By Wendy Markey
Nestled in the beautiful Applegate Valley, there is the Gin Lin trail that has interesting historical significance. This ¾ of a mile looping hiking trail is the remains of an ambitious man’s dream of striking it rich in the gold rush of the 1800’s. Located outside of Jacksonville, a pristine pioneer town that came to life in the gold rush, this trail is a piece of wilderness waiting to be explored.
Strewn along the trail are artifacts from the hydraulic gold mining operation. Be careful of poison oak plants and ticks during summer months. There also might be a cougar watching from a distance so keep your eyes open (you are in the wilderness). I took pepper spay and carried a stick.
The deep and shallow ditches you will see along the trail were passages for the water to move and to sluice the gold from the soil and rocks. Chinese miners dug these ditches, over one hundred years ago. There are piles of rocks called tailings left over from the mining. The piles of tailings continue back quite a ways along the trail.
This trail is approximately 40 miles from Ashland, take I-5 N to Medford, take exit 30 for Crater Lake towards N Medford, turn left at OR-62 W, continue onto OR-238W, turn left at W/Hanley Rd., turn right at OR-238W/E California St. continuing to follow OR-238 W, turn left at Upper Applegate Rd., slight right at Palmer Creek Rd., trailhead will be on the right about two miles.
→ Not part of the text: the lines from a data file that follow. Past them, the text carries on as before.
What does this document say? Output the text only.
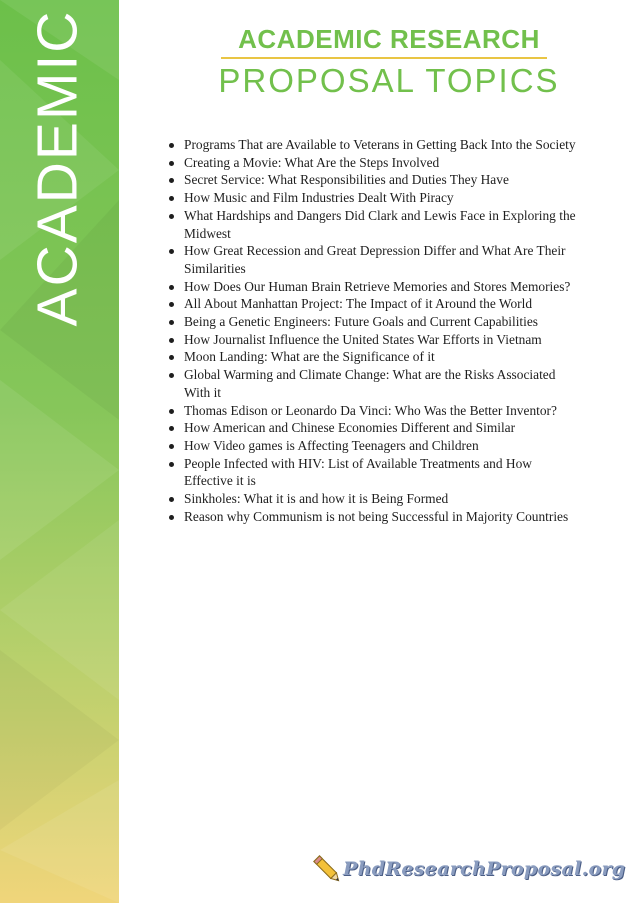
ACADEMIC	ACADEMIC RESEARCH
PROPOSAL TOPICS
Programs That are Available to Veterans in Getting Back Into the Society
Creating a Movie: What Are the Steps Involved
Secret Service: What Responsibilities and Duties They Have
How Music and Film Industries Dealt With Piracy
What Hardships and Dangers Did Clark and Lewis Face in Exploring the Midwest
How Great Recession and Great Depression Differ and What Are Their Similarities
How Does Our Human Brain Retrieve Memories and Stores Memories?
All About Manhattan Project: The Impact of it Around the World
Being a Genetic Engineers: Future Goals and Current Capabilities
How Journalist Influence the United States War Efforts in Vietnam
Moon Landing: What are the Significance of it
Global Warming and Climate Change: What are the Risks Associated With it
Thomas Edison or Leonardo Da Vinci: Who Was the Better Inventor?
How American and Chinese Economies Different and Similar
How Video games is Affecting Teenagers and Children
People Infected with HIV: List of Available Treatments and How Effective it is
Sinkholes: What it is and how it is Being Formed
Reason why Communism is not being Successful in Majority Countries
PhdResearchProposal.org
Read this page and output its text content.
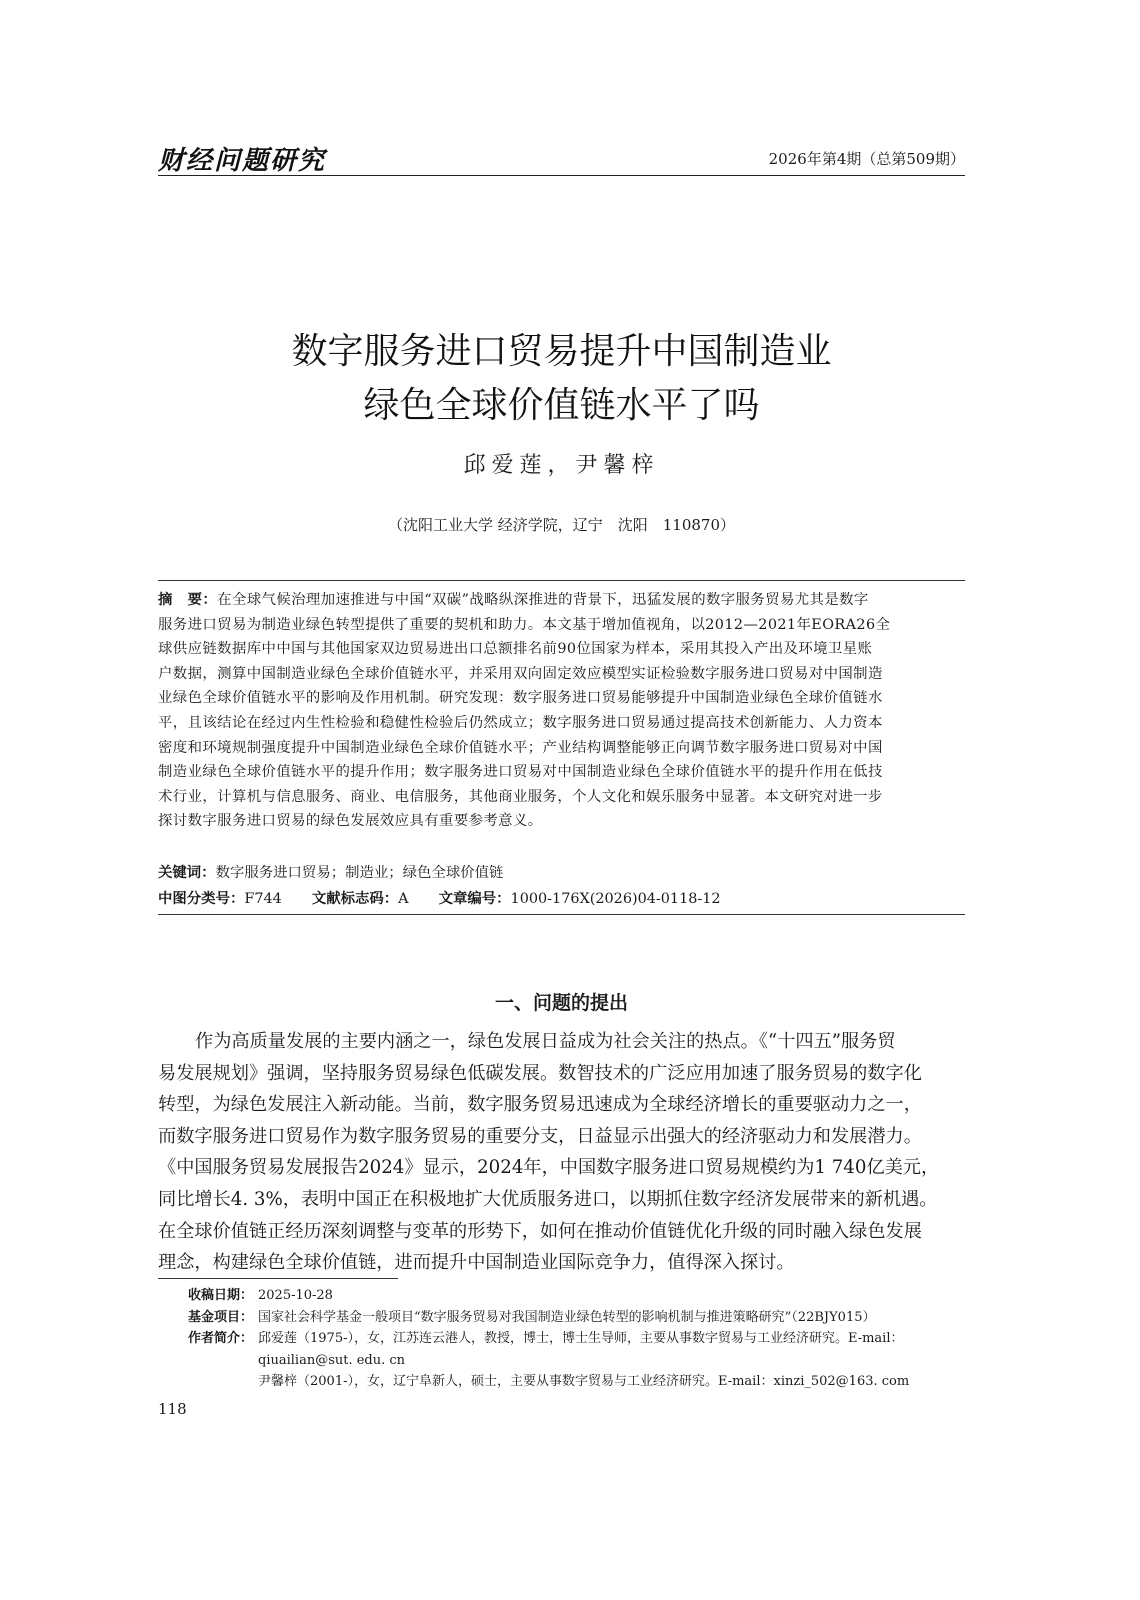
财经问题研究	2026年第4期（总第509期）
数字服务进口贸易提升中国制造业
绿色全球价值链水平了吗
邱爱莲，尹馨梓
（沈阳工业大学 经济学院，辽宁　沈阳　110870）
摘　要：在全球气候治理加速推进与中国“双碳”战略纵深推进的背景下，迅猛发展的数字服务贸易尤其是数字
服务进口贸易为制造业绿色转型提供了重要的契机和助力。本文基于增加值视角，以2012—2021年EORA26全
球供应链数据库中中国与其他国家双边贸易进出口总额排名前90位国家为样本，采用其投入产出及环境卫星账
户数据，测算中国制造业绿色全球价值链水平，并采用双向固定效应模型实证检验数字服务进口贸易对中国制造
业绿色全球价值链水平的影响及作用机制。研究发现：数字服务进口贸易能够提升中国制造业绿色全球价值链水
平，且该结论在经过内生性检验和稳健性检验后仍然成立；数字服务进口贸易通过提高技术创新能力、人力资本
密度和环境规制强度提升中国制造业绿色全球价值链水平；产业结构调整能够正向调节数字服务进口贸易对中国
制造业绿色全球价值链水平的提升作用；数字服务进口贸易对中国制造业绿色全球价值链水平的提升作用在低技
术行业，计算机与信息服务、商业、电信服务，其他商业服务，个人文化和娱乐服务中显著。本文研究对进一步
探讨数字服务进口贸易的绿色发展效应具有重要参考意义。
关键词：数字服务进口贸易；制造业；绿色全球价值链
中图分类号：F744 文献标志码：A 文章编号：1000-176X(2026)04-0118-12
一、问题的提出
作为高质量发展的主要内涵之一，绿色发展日益成为社会关注的热点。《“十四五”服务贸
易发展规划》强调，坚持服务贸易绿色低碳发展。数智技术的广泛应用加速了服务贸易的数字化
转型，为绿色发展注入新动能。当前，数字服务贸易迅速成为全球经济增长的重要驱动力之一，
而数字服务进口贸易作为数字服务贸易的重要分支，日益显示出强大的经济驱动力和发展潜力。
《中国服务贸易发展报告2024》显示，2024年，中国数字服务进口贸易规模约为1 740亿美元，
同比增长4. 3%，表明中国正在积极地扩大优质服务进口，以期抓住数字经济发展带来的新机遇。
在全球价值链正经历深刻调整与变革的形势下，如何在推动价值链优化升级的同时融入绿色发展
理念，构建绿色全球价值链，进而提升中国制造业国际竞争力，值得深入探讨。
收稿日期： 2025-10-28
基金项目： 国家社会科学基金一般项目“数字服务贸易对我国制造业绿色转型的影响机制与推进策略研究”（22BJY015）
作者简介： 邱爱莲（1975-），女，江苏连云港人，教授，博士，博士生导师，主要从事数字贸易与工业经济研究。E-mail：
qiuailian@sut. edu. cn
尹馨梓（2001-），女，辽宁阜新人，硕士，主要从事数字贸易与工业经济研究。E-mail：xinzi_502@163. com
118
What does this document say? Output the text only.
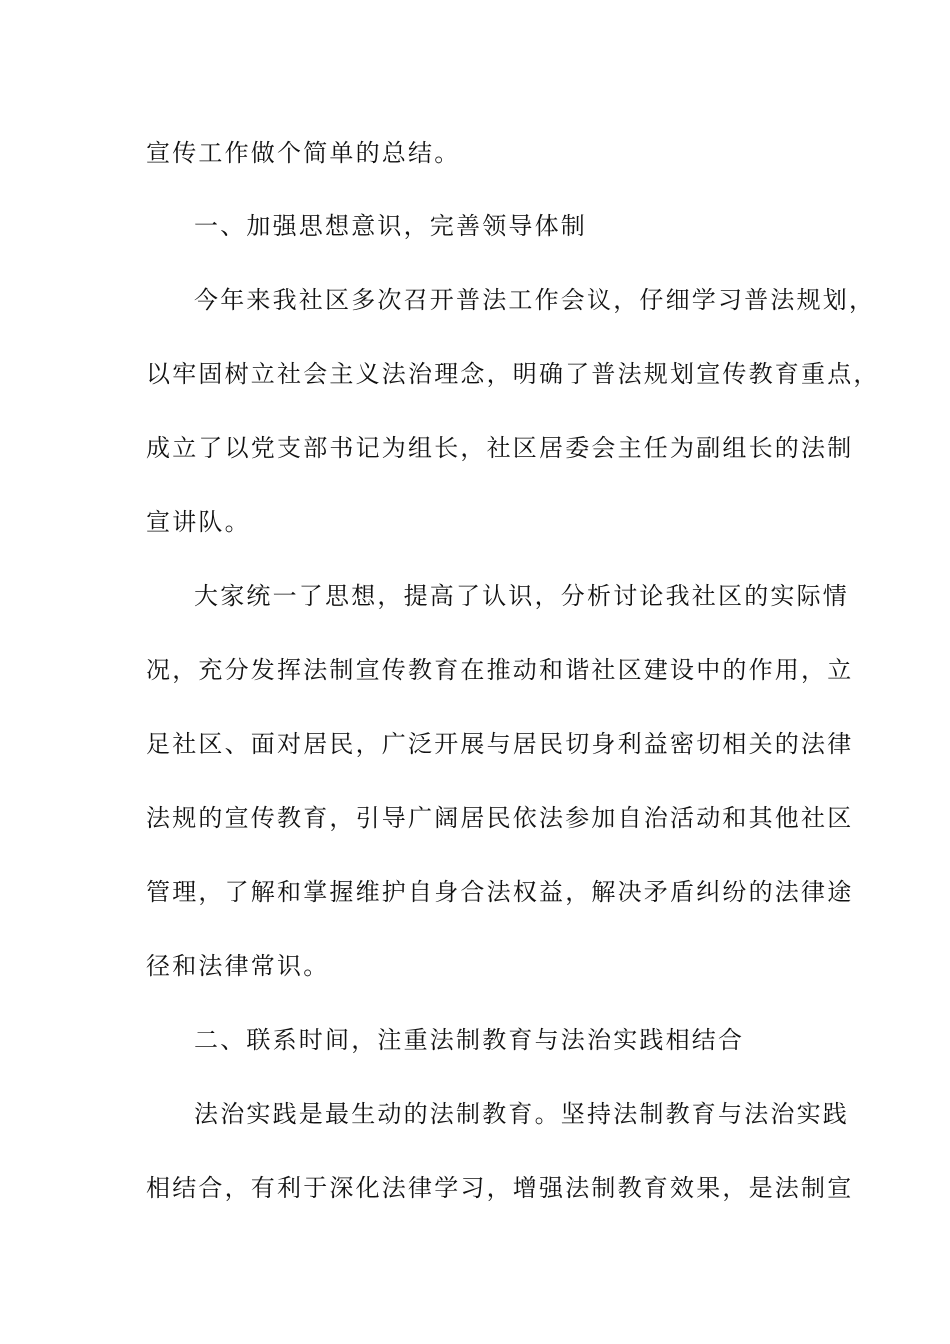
宣传工作做个简单的总结。
一、加强思想意识，完善领导体制
今年来我社区多次召开普法工作会议，仔细学习普法规划，
以牢固树立社会主义法治理念，明确了普法规划宣传教育重点，
成立了以党支部书记为组长，社区居委会主任为副组长的法制
宣讲队。
大家统一了思想，提高了认识，分析讨论我社区的实际情
况，充分发挥法制宣传教育在推动和谐社区建设中的作用，立
足社区、面对居民，广泛开展与居民切身利益密切相关的法律
法规的宣传教育，引导广阔居民依法参加自治活动和其他社区
管理，了解和掌握维护自身合法权益，解决矛盾纠纷的法律途
径和法律常识。
二、联系时间，注重法制教育与法治实践相结合
法治实践是最生动的法制教育。坚持法制教育与法治实践
相结合，有利于深化法律学习，增强法制教育效果，是法制宣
Located 15 miles south of Jacksonville, just beyond the McKee Bridge (a historic covered bridge maintained for foot traffic), the Gin Lin Trail head is located at a gravel parking area just past the Flumet Flat Campground. They do not have restrooms at the trail, but there are facilities in the picnic area and restaurant at McKee Bridge. This piece of history and wilderness is yours to enjoy.